Und deutscher schon gar nicht.
@Christoph Linge
Ist „seemoz“ links ? Ist die Partei „Die Linke“ links? Dann finde ich die Behauptung „auf linker Seite merkwürdig desinteressiert am Schicksal der Menschen in Syrien“ recht merkwürdig, wie eine Sekundenrecherche zeigt:
http://www.seemoz.de/?s=syrien&submit=suchen
http://www.die-linke.de/service/suche/?gms_words=syrien&gms_website=dielinke&gms_order=score&gms_rubrik=&Abschicken.x=0&Abschicken.y=0
Schön, wenn sich liebgewonnene antiimperialistische Reflexe, dass eben „doch“ die USA, CIA…..hinter allem Bösen stecken, vereinbaren lassen mit vorbehaltloser Begeisterung für ein sich wundersamerweise anbietendes Projekt, bei dem man nun endlich linke Träume verwirklicht sieht: Rojave.
Und das, nachdem man sich auf (auch) linker Seite am Schicksal der Menschen, die in Syrien schon über 3 Jahre lang für ihre Freiheit, Selbstbestimmung und ein besseres Leben kämpf(t)en, so merkwürdig desinteressiert gezeigt hatte/zeigt.
„kurdwatch.org“, eine von Kurden betriebene Plattform, die nicht etwa die CIA betreibt, sondern u. a. von der FU Berlin und der IG Metall unterstützt wird, hat es sich zur Aufgabe gemacht, verlässlich recherchiert über Gewalt an Kurden, aber eben auch unter Kurden, zu berichten.
Wenn man dort regelmässig und (leider) tagesaktuell nachlesen kann über Zwangsrekrutierung von Jugendlichen und K i n d e r n, eben durch die als „Befreier“ gefeierte PYD, sollte das Anlass sein, mit der vorbehaltlosen Bejubelung eines „Paradieses Rojave“ etwas vorsichtiger zu sein:
http://www.kurdwatch.org/index.php?aid=3279&z=en&cure=1016
http://www.kurdwatch.org/index.php?aid=3251&z=en&cure=1016
Und auch die Meldungen über die Repressionen denen gegenüber, die diese Praxis anprangern, sollte zu denken geben:
http://www.kurdwatch.org/index.php?aid=3277&z=en&cure=1016
Allerspätestens die Nachricht davon, dass die PYD sich das „Recht“ vorbehält, sogar grössere private Zusammenkünfte im voraus zu genehmigen (oder eben nicht) und damit zu kontrollieren, sollten doch Zweifel daran wecken, ob die gefeierten „paradiesischen“ Zustände in Rojave tatsächlich das hehre Ergebnis „kollektiver Selbstbestimung nach freier Diskussion“ sind…….oder nicht doch eher, nach bekannter PKK-Manier, der Durchsetzung der ordre de mufti, eben ihres Führers, „Apo“ Oezcalan, geschuldet sind:
http://www.kurdwatch.org/index.php?aid=3283&z=en&cure=1016
Es war richtig und wichtig, wie Jürgen Geiger früher immer zu sagen pflegte, dass die Linke mit Linksjugend und Solid zusammen die zurückliegende Demo zu Kobane quasi alleine gestemmt hat.

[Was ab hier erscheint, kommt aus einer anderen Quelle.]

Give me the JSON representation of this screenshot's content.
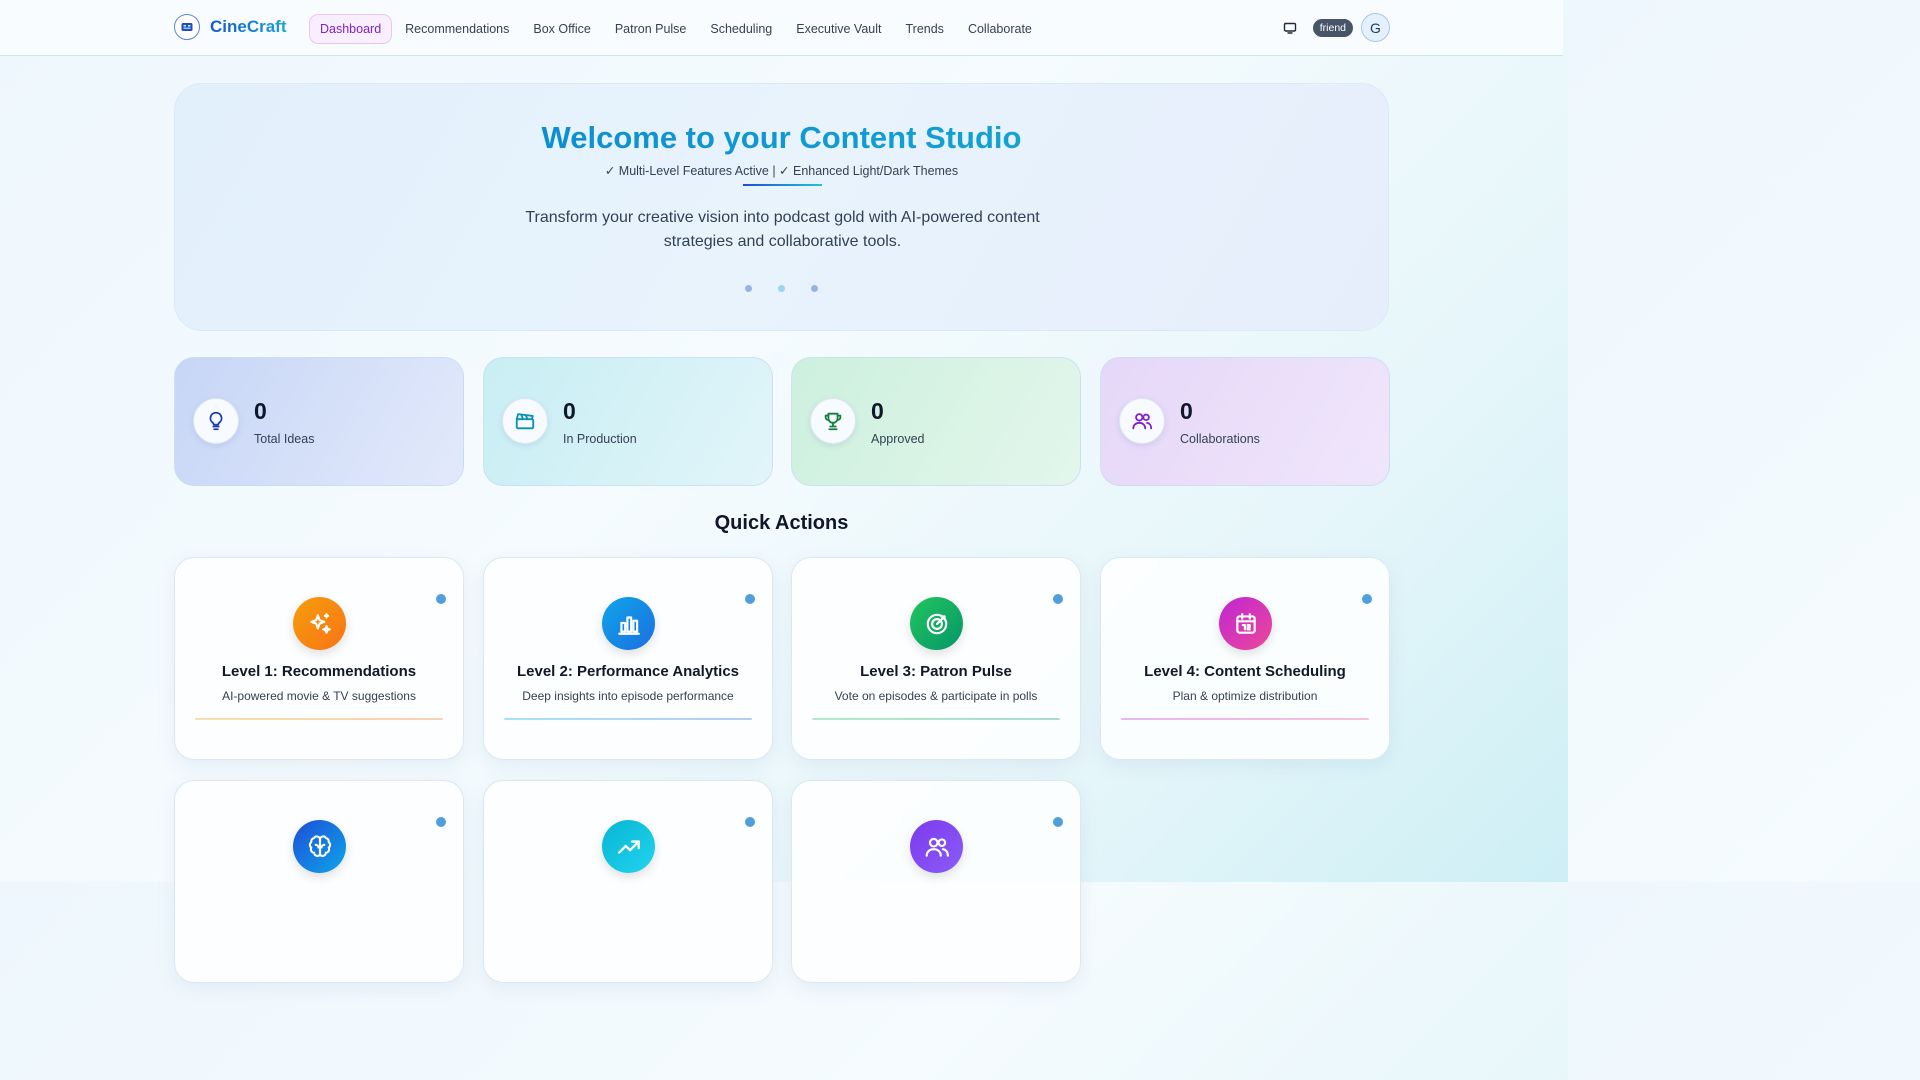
{
  "header": {
    "logo_text": "CineCraft",
    "logo_icon": "film-strip-icon",
    "nav": [
      {
        "label": "Dashboard",
        "active": true
      },
      {
        "label": "Recommendations",
        "active": false
      },
      {
        "label": "Box Office",
        "active": false
      },
      {
        "label": "Patron Pulse",
        "active": false
      },
      {
        "label": "Scheduling",
        "active": false
      },
      {
        "label": "Executive Vault",
        "active": false
      },
      {
        "label": "Trends",
        "active": false
      },
      {
        "label": "Collaborate",
        "active": false
      }
    ],
    "theme_icon": "monitor-icon",
    "user_badge": "friend",
    "avatar_letter": "G"
  },
  "hero": {
    "title": "Welcome to your Content Studio",
    "subtitle": "✓ Multi-Level Features Active | ✓ Enhanced Light/Dark Themes",
    "description": "Transform your creative vision into podcast gold with AI-powered content strategies and collaborative tools.",
    "dot_colors": [
      "#93b4e4",
      "#9ad7ec",
      "#93b4e4"
    ]
  },
  "stats": [
    {
      "value": "0",
      "label": "Total Ideas",
      "icon": "lightbulb-icon",
      "color": "#1e40af"
    },
    {
      "value": "0",
      "label": "In Production",
      "icon": "clapperboard-icon",
      "color": "#0891b2"
    },
    {
      "value": "0",
      "label": "Approved",
      "icon": "trophy-icon",
      "color": "#15803d"
    },
    {
      "value": "0",
      "label": "Collaborations",
      "icon": "users-icon",
      "color": "#7e22ce"
    }
  ],
  "quick_actions": {
    "title": "Quick Actions",
    "cards": [
      {
        "title": "Level 1: Recommendations",
        "description": "AI-powered movie & TV suggestions",
        "icon": "sparkles-icon",
        "colors": [
          "#f59e0b",
          "#f97316"
        ]
      },
      {
        "title": "Level 2: Performance Analytics",
        "description": "Deep insights into episode performance",
        "icon": "bar-chart-icon",
        "colors": [
          "#0ea5e9",
          "#1d6fe0"
        ]
      },
      {
        "title": "Level 3: Patron Pulse",
        "description": "Vote on episodes & participate in polls",
        "icon": "target-icon",
        "colors": [
          "#22c55e",
          "#059669"
        ]
      },
      {
        "title": "Level 4: Content Scheduling",
        "description": "Plan & optimize distribution",
        "icon": "calendar-icon",
        "colors": [
          "#c026d3",
          "#ec4899"
        ]
      },
      {
        "title": "",
        "description": "",
        "icon": "brain-icon",
        "colors": [
          "#1d4ed8",
          "#0ea5e9"
        ]
      },
      {
        "title": "",
        "description": "",
        "icon": "trending-up-icon",
        "colors": [
          "#06b6d4",
          "#22d3ee"
        ]
      },
      {
        "title": "",
        "description": "",
        "icon": "users-icon",
        "colors": [
          "#7c3aed",
          "#8b5cf6"
        ]
      }
    ]
  }
}
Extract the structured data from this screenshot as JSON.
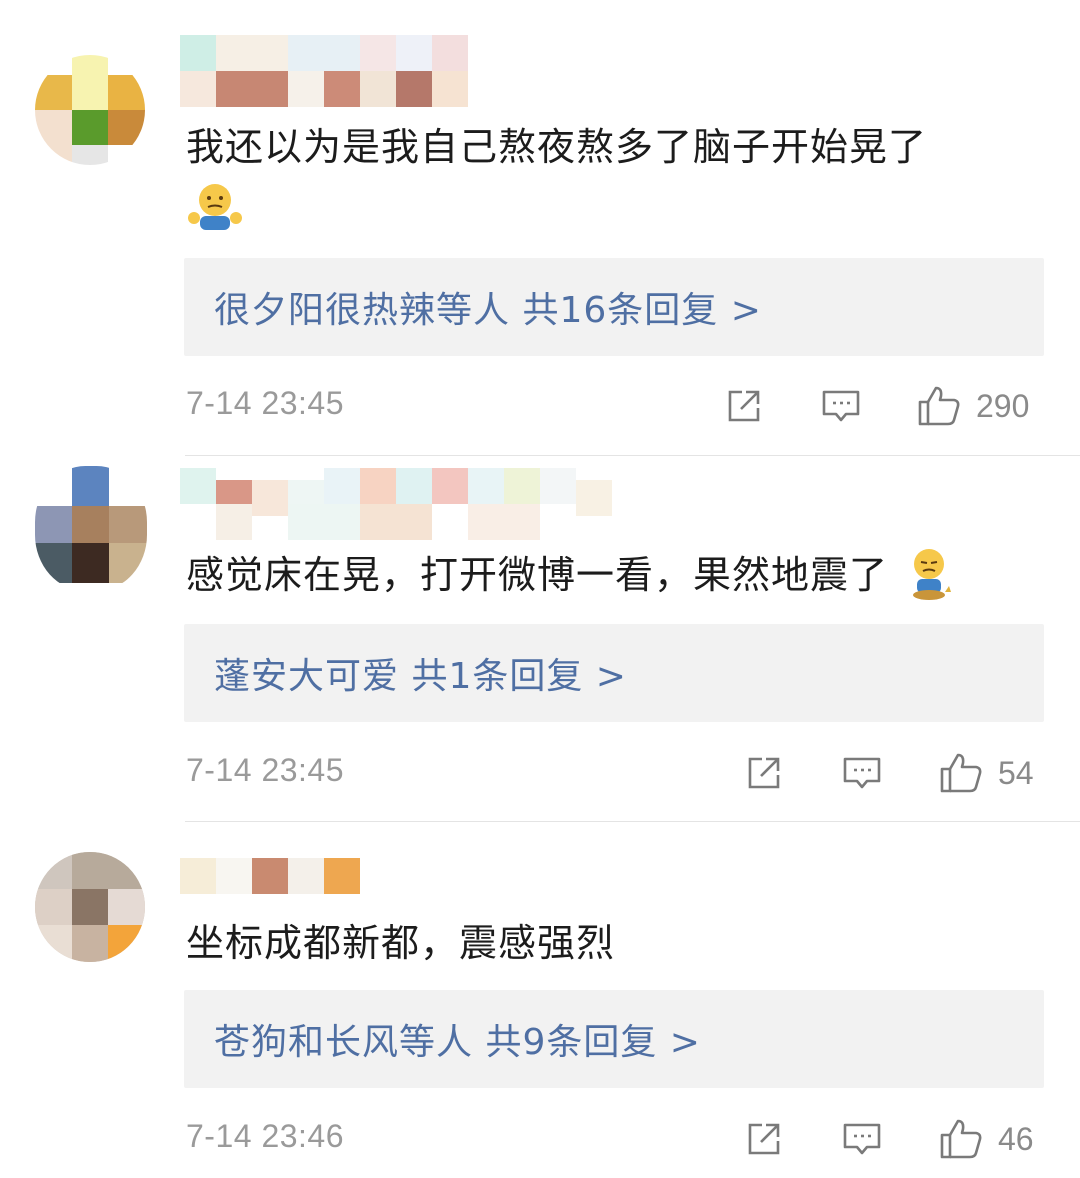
{
  "comments": [
    {
      "text": "我还以为是我自己熬夜熬多了脑子开始晃了",
      "emoji": "shrugging-person-emoji",
      "reply_summary": "很夕阳很热辣等人  共16条回复 >",
      "time": "7-14 23:45",
      "likes": "290"
    },
    {
      "text": "感觉床在晃，打开微博一看，果然地震了",
      "emoji": "awkward-sitting-emoji",
      "reply_summary": "蓬安大可爱  共1条回复 >",
      "time": "7-14 23:45",
      "likes": "54"
    },
    {
      "text": "坐标成都新都，震感强烈",
      "emoji": "",
      "reply_summary": "苍狗和长风等人  共9条回复 >",
      "time": "7-14 23:46",
      "likes": "46"
    }
  ],
  "icons": {
    "share": "share-icon",
    "comment": "comment-icon",
    "like": "like-icon"
  },
  "colors": {
    "reply_link": "#4f6fa3",
    "reply_bg": "#f2f2f2",
    "meta_gray": "#9a9a9a"
  }
}
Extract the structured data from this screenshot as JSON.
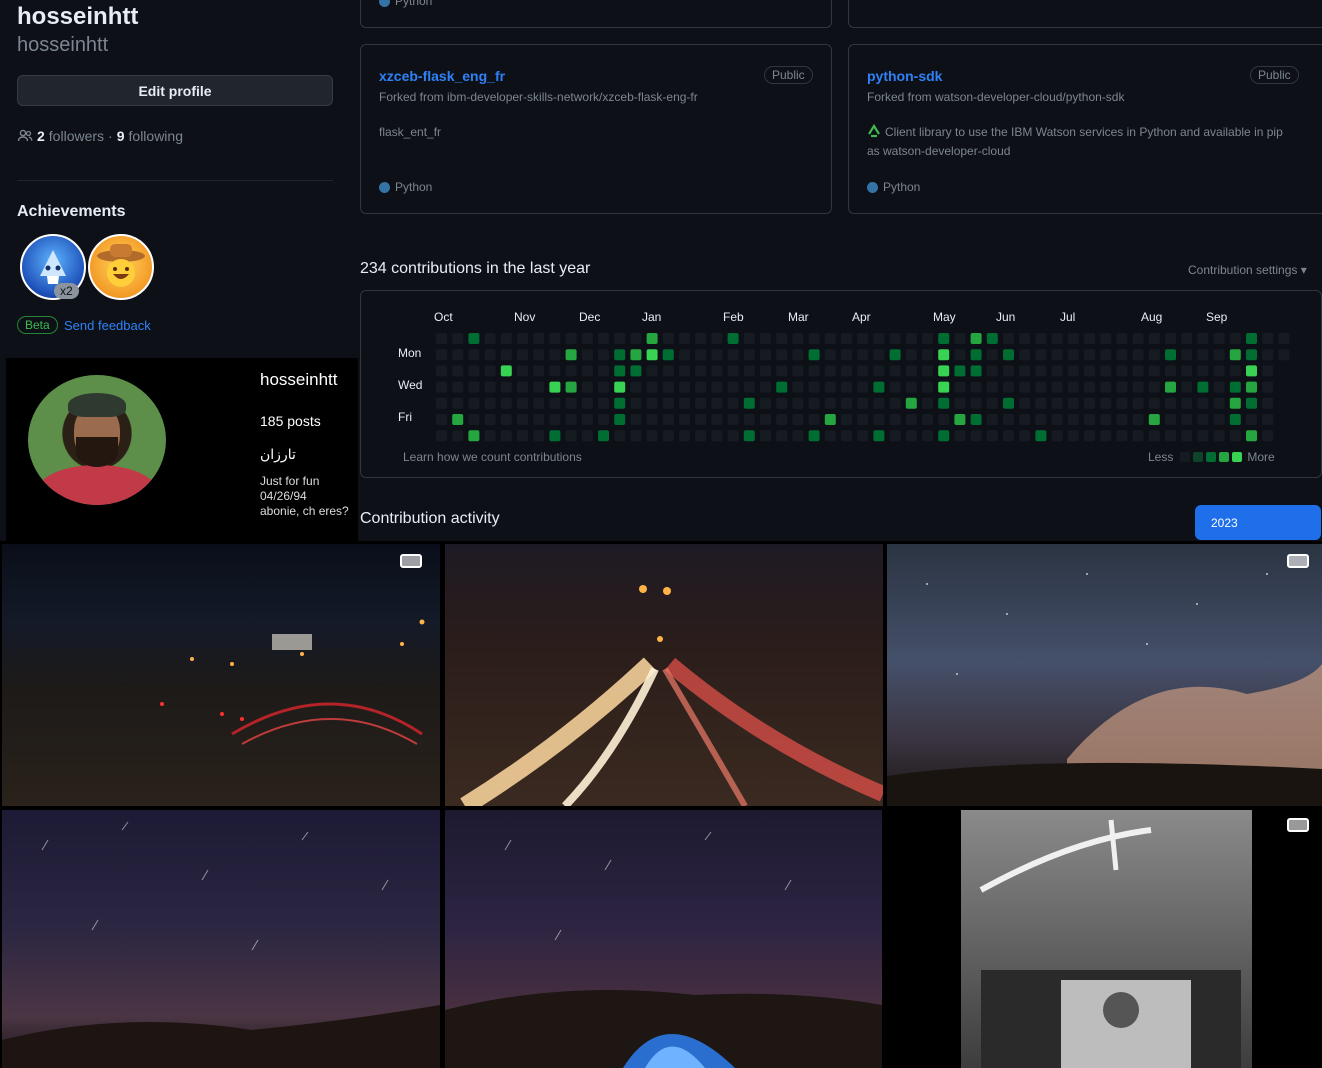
{
  "profile": {
    "username": "hosseinhtt",
    "login": "hosseinhtt",
    "edit_label": "Edit profile",
    "followers_count": "2",
    "followers_label": "followers",
    "following_sep": "·",
    "following_count": "9",
    "following_label": "following"
  },
  "achievements": {
    "title": "Achievements",
    "badges": [
      {
        "name": "shark-badge-icon",
        "count": "x2"
      },
      {
        "name": "cowboy-badge-icon"
      }
    ],
    "beta_label": "Beta",
    "feedback_label": "Send feedback"
  },
  "repos": [
    {
      "name": "xzceb-flask_eng_fr",
      "visibility": "Public",
      "forked": "Forked from ibm-developer-skills-network/xzceb-flask-eng-fr",
      "description": "flask_ent_fr",
      "language": "Python",
      "language_color": "#3572a5"
    },
    {
      "name": "python-sdk",
      "visibility": "Public",
      "forked": "Forked from watson-developer-cloud/python-sdk",
      "description": "Client library to use the IBM Watson services in Python and available in pip as watson-developer-cloud",
      "language": "Python",
      "language_color": "#3572a5"
    }
  ],
  "top_fragment": {
    "language": "Python"
  },
  "contributions": {
    "title": "234 contributions in the last year",
    "settings_label": "Contribution settings",
    "months": [
      "Oct",
      "Nov",
      "Dec",
      "Jan",
      "Feb",
      "Mar",
      "Apr",
      "May",
      "Jun",
      "Jul",
      "Aug",
      "Sep"
    ],
    "days": [
      "Mon",
      "Wed",
      "Fri"
    ],
    "learn_label": "Learn how we count contributions",
    "less_label": "Less",
    "more_label": "More",
    "levels": [
      "#161b22",
      "#0e4429",
      "#006d32",
      "#26a641",
      "#39d353"
    ]
  },
  "activity": {
    "title": "Contribution activity",
    "year": "2023"
  },
  "instagram": {
    "username": "hosseinhtt",
    "posts": "185 posts",
    "name": "تارزان",
    "bio_line1": "Just for fun",
    "bio_line2": "04/26/94",
    "bio_line3": "abonie, ch eres?"
  },
  "photos": [
    {
      "name": "photo-city-night",
      "multi": true
    },
    {
      "name": "photo-light-trails",
      "multi": false
    },
    {
      "name": "photo-starry-cloud",
      "multi": true
    },
    {
      "name": "photo-star-trails",
      "multi": false
    },
    {
      "name": "photo-tent-night",
      "multi": false
    },
    {
      "name": "photo-azadi-building",
      "multi": true
    }
  ]
}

Grundsätzlich würde ich allerdings gerne etwas zum Thema IS-Terror hinzufügen. Es stellt sich doch die Frage, wer den IS-Terror in Wahrheit zu verantworten hat. Wesentlich sind das doch wohl die USA und ihre Lakaien innerhalb der Nato. Der IS wurde von Anfang an durch das Geld der Emirate und der CIA (ebenso, wie seinerzeit die Taliban) finanziert. Der IS-Terror kommt doch dem geostrategischen Kalkül der US-dominierten Nato sehr entgegen. Es gehört mit zu dem Kalkül, die europäischen Staaten durch die zu erwartenden Flüchtlingsströme längerfristig politisch zu destabilisieren, um deren Einigung zu verhindern.